The declarations reveal an inner colonisation, manifested by a monoculture of the mind. Because the natural world and the human psyche emerged from the same evolutionary schematic, circumscribing down one’s consciousness to ad hoc rationalisations for maintaining a destructive status quo, as is the case with climate denialism, amounts to psychical ecocide thus mirrors the fate of the earth, now in the throes of the sixth great extinction, due to the predation attendant to hyper-industrialisation and consumerist addiction. The exponential loss of biodiversity is mirrored in the collective psyche of the consumerscape, as if a massive fishing trawler has stripped all signs of life from the oceanic heart of humankind.
“I can’t go on…I’ll go on.” — final two sentences of Samuel Beckett’s novel, The Unnamable.
Yet, at times, I’m baffled as to how we, the scant and scattered few, who refuse to close our eyes and block our hearts to the realities of the day continue to go on.
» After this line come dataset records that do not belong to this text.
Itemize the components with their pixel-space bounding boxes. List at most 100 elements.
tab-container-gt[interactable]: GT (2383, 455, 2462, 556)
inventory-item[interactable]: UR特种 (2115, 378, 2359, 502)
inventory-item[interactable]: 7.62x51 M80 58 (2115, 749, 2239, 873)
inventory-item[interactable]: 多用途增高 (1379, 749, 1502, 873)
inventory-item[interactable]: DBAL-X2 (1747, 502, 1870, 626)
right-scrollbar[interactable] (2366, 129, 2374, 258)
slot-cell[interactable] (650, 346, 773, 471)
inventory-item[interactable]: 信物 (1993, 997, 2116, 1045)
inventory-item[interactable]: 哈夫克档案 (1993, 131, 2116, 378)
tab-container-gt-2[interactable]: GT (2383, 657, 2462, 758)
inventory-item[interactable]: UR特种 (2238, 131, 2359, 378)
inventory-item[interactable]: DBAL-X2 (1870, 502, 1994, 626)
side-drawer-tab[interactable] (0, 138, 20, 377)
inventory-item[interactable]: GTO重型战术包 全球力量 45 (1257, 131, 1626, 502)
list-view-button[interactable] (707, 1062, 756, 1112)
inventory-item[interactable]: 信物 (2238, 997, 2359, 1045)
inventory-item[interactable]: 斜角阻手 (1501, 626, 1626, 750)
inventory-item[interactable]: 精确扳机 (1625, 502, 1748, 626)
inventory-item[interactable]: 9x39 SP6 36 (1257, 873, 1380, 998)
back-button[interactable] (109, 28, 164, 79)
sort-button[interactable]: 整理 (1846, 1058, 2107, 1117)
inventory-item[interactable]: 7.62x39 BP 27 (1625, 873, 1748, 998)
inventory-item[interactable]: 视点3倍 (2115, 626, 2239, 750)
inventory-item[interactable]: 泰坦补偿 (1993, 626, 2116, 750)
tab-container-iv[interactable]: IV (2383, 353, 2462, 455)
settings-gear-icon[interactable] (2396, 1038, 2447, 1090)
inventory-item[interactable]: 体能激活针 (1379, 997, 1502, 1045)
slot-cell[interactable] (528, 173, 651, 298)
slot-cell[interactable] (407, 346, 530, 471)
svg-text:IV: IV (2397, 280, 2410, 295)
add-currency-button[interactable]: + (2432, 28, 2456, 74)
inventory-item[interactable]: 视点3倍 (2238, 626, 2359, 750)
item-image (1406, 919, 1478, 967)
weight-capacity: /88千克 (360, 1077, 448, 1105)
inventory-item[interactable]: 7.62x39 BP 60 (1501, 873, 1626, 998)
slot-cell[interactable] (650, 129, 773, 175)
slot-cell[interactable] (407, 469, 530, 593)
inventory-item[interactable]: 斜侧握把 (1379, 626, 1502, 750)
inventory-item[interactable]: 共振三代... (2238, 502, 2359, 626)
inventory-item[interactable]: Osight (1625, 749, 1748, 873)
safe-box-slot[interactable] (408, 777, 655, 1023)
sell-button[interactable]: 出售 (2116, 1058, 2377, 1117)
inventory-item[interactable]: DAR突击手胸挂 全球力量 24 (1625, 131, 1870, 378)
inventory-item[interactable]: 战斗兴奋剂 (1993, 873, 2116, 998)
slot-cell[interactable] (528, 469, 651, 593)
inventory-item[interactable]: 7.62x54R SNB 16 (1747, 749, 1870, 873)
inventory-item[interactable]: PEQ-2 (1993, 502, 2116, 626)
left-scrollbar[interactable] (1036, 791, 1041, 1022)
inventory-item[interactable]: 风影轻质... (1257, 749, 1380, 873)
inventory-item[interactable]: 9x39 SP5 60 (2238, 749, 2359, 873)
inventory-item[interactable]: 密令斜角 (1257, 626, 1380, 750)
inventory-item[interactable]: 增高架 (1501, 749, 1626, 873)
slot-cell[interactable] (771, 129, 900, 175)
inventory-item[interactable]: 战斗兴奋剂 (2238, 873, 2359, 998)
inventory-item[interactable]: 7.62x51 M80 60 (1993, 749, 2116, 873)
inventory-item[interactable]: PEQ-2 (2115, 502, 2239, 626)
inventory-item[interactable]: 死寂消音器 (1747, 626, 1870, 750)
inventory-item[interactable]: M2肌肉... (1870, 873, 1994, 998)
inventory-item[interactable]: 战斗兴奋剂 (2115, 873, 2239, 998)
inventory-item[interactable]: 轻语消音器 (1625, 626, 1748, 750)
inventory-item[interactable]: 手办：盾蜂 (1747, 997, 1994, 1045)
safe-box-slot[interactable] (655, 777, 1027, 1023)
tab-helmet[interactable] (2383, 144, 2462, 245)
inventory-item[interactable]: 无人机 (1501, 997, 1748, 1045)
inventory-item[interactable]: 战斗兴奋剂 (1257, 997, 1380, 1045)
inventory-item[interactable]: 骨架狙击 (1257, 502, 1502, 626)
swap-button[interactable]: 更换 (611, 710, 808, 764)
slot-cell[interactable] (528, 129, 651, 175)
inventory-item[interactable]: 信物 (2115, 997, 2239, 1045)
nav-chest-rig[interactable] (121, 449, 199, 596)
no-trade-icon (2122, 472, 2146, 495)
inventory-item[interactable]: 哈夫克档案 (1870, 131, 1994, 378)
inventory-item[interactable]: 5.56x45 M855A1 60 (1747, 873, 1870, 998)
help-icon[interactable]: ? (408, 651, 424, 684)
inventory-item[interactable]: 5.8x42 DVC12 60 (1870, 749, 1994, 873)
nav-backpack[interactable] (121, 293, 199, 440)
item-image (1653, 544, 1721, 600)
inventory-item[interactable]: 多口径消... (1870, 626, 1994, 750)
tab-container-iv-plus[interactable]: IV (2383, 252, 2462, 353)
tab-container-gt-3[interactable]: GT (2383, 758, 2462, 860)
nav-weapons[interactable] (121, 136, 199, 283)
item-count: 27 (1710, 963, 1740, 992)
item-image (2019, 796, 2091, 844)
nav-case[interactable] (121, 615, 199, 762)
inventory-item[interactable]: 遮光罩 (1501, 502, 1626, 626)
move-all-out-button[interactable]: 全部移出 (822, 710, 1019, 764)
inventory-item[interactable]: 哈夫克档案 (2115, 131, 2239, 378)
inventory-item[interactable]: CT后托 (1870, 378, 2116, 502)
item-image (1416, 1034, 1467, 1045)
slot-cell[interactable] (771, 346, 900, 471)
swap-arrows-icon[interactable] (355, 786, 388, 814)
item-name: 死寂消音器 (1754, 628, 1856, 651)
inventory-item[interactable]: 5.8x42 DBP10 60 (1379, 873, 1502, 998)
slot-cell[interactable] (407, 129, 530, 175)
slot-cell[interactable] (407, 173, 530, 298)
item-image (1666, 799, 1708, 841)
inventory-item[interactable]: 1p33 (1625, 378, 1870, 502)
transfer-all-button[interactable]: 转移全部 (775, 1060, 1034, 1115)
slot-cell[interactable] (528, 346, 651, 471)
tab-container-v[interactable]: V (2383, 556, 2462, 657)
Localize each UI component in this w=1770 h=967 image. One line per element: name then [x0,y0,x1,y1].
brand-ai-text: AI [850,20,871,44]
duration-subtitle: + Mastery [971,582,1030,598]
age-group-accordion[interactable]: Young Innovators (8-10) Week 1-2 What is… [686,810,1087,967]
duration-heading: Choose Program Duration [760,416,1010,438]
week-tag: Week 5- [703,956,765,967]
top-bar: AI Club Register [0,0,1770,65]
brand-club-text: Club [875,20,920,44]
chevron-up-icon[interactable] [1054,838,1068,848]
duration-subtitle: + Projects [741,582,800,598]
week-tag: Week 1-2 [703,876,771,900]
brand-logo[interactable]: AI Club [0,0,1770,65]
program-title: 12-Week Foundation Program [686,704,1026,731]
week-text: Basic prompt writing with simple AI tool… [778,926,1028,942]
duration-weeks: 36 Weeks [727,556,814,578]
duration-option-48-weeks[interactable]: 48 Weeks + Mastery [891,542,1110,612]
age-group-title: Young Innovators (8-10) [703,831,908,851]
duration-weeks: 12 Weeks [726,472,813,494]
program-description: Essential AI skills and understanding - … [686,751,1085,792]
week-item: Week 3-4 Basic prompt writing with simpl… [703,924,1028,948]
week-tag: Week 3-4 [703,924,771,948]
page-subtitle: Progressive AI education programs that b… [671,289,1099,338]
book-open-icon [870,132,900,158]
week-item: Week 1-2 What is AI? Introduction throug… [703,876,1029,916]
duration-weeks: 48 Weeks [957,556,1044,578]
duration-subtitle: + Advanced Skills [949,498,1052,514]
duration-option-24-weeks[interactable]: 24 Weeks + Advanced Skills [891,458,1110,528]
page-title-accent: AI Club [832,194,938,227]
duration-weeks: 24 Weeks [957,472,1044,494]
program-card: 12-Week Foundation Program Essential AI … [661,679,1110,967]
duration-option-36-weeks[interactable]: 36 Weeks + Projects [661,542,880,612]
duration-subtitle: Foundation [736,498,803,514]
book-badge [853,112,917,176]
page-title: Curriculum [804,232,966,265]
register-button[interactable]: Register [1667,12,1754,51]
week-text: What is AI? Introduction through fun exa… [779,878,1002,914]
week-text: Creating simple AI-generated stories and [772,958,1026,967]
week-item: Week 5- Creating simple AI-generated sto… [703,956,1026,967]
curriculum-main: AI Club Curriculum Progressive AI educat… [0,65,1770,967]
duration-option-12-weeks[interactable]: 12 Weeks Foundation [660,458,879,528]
What force restrains one from reeling into the street seized by lamentation?
One foot is placed before the other. One word follows the next on the page. An ineffable understanding draws us into communion with the world and each other, even as the din of disconsolate angels braces the mind and cleaves the heart.
I know I am not alone in this. Nor are you. Even though, it seems so. What is the common prayer for those who cannot close themselves off from the agonised soul of the colonised world — for those of us who are ants who dream we are Atlas, and our visions crush us as if it were the weight of the earth itself upon our shoulders?
We face a vast aloneness together. An affinity of isolation binds us like a prayer of sacred vehemence. Empathy enjoins us thereby bestowing preternatural strength. Otherwise, the immense sadness of the earth would crush us into oblivion.